Two groups comprised of Marines from Marine Corps Air Station Cherry Point and New River attended the course, learning survival tactics to keep them alive in the cold with limited resources. 

 

“They taught us how to build fires, make shelters (and) we had to adapt to sleeping in our snow caves and to the climate,” said Lance Corporal Trevor Poulin, MCAS New River aviation operation specialist. “We took a lot of knowledge in because we don’t know where we’ll fight next, but we always have to be ready when America is not.” 

 

The experience was not without its struggles when the students employed their newly learned skills on their own. 

 

“The big thing is it’s experiential,” said Chorpenning. “A lot of guys dug snow caves, one person’s wasn’t deep enough and he got rained on.

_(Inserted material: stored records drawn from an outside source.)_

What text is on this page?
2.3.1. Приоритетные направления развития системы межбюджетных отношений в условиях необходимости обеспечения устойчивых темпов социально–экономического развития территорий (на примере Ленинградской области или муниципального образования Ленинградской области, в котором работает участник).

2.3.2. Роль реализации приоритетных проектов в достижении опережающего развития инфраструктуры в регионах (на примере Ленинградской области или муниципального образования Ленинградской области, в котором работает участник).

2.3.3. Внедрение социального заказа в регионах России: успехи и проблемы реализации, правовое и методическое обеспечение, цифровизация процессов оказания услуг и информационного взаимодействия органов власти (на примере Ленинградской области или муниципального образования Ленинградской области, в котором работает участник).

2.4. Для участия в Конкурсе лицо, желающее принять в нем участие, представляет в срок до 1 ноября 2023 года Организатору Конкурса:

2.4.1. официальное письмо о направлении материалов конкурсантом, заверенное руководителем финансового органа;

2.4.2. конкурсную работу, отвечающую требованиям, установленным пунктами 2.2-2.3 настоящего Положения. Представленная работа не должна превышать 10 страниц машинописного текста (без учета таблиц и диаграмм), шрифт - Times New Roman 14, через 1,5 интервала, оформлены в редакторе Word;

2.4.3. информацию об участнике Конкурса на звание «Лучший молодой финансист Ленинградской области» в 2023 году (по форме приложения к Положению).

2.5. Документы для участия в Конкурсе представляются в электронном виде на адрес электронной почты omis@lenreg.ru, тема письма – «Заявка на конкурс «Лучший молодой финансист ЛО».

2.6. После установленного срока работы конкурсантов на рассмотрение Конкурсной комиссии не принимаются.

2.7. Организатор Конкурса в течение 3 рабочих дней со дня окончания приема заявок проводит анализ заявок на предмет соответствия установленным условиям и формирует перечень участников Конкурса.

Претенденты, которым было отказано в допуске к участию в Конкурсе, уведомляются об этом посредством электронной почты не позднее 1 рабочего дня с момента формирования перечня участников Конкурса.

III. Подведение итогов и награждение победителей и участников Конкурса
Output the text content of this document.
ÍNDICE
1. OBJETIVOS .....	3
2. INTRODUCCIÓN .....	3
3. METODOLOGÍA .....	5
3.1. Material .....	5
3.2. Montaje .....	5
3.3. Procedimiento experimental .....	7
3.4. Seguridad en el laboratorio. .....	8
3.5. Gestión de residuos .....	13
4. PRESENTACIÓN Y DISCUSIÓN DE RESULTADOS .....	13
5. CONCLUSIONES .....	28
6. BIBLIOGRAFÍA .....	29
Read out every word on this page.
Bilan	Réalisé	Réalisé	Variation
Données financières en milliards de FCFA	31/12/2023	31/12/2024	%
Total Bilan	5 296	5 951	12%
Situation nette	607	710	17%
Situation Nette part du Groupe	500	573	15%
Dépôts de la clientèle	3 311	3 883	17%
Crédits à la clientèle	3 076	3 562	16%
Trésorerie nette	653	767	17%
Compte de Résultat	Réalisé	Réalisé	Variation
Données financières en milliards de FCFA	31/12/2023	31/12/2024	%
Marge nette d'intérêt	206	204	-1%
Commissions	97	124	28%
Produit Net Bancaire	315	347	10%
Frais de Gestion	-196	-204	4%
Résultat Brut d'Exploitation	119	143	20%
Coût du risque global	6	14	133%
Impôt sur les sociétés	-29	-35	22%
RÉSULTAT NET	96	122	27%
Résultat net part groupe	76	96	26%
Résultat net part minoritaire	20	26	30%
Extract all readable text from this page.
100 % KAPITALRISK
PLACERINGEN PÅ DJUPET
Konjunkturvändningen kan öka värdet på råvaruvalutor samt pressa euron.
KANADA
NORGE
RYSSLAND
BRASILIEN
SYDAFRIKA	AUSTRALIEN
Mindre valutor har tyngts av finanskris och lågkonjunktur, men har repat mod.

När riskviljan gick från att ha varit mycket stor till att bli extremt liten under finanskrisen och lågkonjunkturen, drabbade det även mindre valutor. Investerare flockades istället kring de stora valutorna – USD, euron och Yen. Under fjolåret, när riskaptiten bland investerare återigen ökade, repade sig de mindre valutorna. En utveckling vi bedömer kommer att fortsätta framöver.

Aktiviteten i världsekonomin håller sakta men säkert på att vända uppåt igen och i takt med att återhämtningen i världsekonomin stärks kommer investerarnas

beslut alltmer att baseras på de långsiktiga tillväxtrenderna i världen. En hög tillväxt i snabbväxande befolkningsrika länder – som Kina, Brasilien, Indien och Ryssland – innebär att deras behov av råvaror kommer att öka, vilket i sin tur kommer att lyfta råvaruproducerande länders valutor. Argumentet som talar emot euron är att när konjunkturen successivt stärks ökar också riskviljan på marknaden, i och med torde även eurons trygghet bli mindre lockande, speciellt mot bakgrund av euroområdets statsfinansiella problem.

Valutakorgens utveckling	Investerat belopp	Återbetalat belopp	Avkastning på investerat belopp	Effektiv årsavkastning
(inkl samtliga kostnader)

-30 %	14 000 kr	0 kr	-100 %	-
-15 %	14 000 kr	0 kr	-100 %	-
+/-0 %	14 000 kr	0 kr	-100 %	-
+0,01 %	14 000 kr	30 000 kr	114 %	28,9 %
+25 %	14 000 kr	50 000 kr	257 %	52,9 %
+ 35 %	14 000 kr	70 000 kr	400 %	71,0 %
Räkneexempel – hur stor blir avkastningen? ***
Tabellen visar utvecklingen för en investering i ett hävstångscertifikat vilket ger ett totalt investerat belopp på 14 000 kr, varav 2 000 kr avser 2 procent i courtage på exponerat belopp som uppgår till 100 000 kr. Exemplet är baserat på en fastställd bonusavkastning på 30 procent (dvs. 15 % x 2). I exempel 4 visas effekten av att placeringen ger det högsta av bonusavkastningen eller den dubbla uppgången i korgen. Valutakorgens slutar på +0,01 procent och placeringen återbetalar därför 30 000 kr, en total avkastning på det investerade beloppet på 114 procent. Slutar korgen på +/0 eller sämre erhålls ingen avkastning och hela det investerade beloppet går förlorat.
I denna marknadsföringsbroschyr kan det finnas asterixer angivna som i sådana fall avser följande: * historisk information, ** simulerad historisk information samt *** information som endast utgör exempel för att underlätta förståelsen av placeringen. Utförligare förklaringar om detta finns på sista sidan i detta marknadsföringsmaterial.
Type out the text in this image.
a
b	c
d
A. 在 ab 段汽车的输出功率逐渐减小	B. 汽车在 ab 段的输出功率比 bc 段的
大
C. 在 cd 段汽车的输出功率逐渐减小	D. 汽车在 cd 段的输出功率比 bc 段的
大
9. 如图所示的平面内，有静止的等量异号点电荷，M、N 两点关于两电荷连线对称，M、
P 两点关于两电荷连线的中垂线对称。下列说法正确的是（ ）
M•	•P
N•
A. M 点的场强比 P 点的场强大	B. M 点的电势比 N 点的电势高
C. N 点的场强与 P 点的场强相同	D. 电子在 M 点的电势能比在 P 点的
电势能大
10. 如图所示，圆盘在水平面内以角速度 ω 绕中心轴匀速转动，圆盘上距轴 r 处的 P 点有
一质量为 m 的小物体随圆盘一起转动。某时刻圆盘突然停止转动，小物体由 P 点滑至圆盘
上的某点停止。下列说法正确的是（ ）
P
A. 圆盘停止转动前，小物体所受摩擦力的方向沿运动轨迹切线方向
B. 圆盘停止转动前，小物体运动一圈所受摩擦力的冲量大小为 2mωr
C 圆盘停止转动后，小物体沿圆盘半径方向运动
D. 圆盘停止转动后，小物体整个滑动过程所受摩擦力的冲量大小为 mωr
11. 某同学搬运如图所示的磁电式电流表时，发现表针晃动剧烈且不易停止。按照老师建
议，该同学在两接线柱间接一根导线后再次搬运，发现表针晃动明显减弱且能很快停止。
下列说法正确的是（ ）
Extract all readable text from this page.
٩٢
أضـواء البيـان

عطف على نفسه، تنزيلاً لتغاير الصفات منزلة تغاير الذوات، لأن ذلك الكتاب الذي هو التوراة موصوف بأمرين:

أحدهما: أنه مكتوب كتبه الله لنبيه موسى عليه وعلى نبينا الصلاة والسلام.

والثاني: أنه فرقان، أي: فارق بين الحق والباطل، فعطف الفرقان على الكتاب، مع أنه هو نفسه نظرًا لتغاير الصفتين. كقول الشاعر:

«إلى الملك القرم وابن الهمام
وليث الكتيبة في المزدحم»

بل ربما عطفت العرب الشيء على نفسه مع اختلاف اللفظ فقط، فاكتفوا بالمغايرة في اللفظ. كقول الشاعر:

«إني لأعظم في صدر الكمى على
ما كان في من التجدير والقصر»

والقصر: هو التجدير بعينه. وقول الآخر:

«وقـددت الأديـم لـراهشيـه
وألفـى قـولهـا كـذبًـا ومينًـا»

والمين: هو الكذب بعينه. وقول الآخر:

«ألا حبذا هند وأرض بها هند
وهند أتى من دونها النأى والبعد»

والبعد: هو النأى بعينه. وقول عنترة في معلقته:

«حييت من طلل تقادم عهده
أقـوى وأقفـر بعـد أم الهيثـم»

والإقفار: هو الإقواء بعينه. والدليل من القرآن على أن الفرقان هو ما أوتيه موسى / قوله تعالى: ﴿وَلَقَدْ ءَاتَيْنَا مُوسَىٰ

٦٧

Another slept head first in his snow cave and was claustrophobic the whole night, so you learn things through your experience.”

 

Physical obstacles played a role throughout the journey, but there is much more to surviving unforgiving territory. 

 

“The mental thing was probably the most challenging because you’ve got to take your priorities in first,” said Poulin. “What will kill me first, how do I make shelter and how do I survive.”

 

While the entire process is challenging, both the instructors and students shared a sense of experience and success. 

 

“The Marines I talked to were very pleased with the experience and we learned a lot from it,” said Poulin. “I’m definitely going to recommend it become more attainable to other Marines because not only were they professional, but they were patient enough to teach each of us.”

 

“The students were phenomenal, they were a lot of fun to work with,” said Chorpenning. “I’d like to work with other agencies if I could. I know there’s a lot of search and rescue teams out in the area, I’d love to do training with them. If the Marines want to come back they’re more than welcome again.”

 

Mountain Home SERE welcomes any branch or agency with a desire to learn and regardless Chorpenning will have a good time. 

 

“I’ve been watching a lot of power point instruction for the last two and a half years, so getting out there was good,” said Chorpenning. “Just getting to work on the survival stuff, building fires, getting to swing my ax. Any day swinging an ax is a good day.”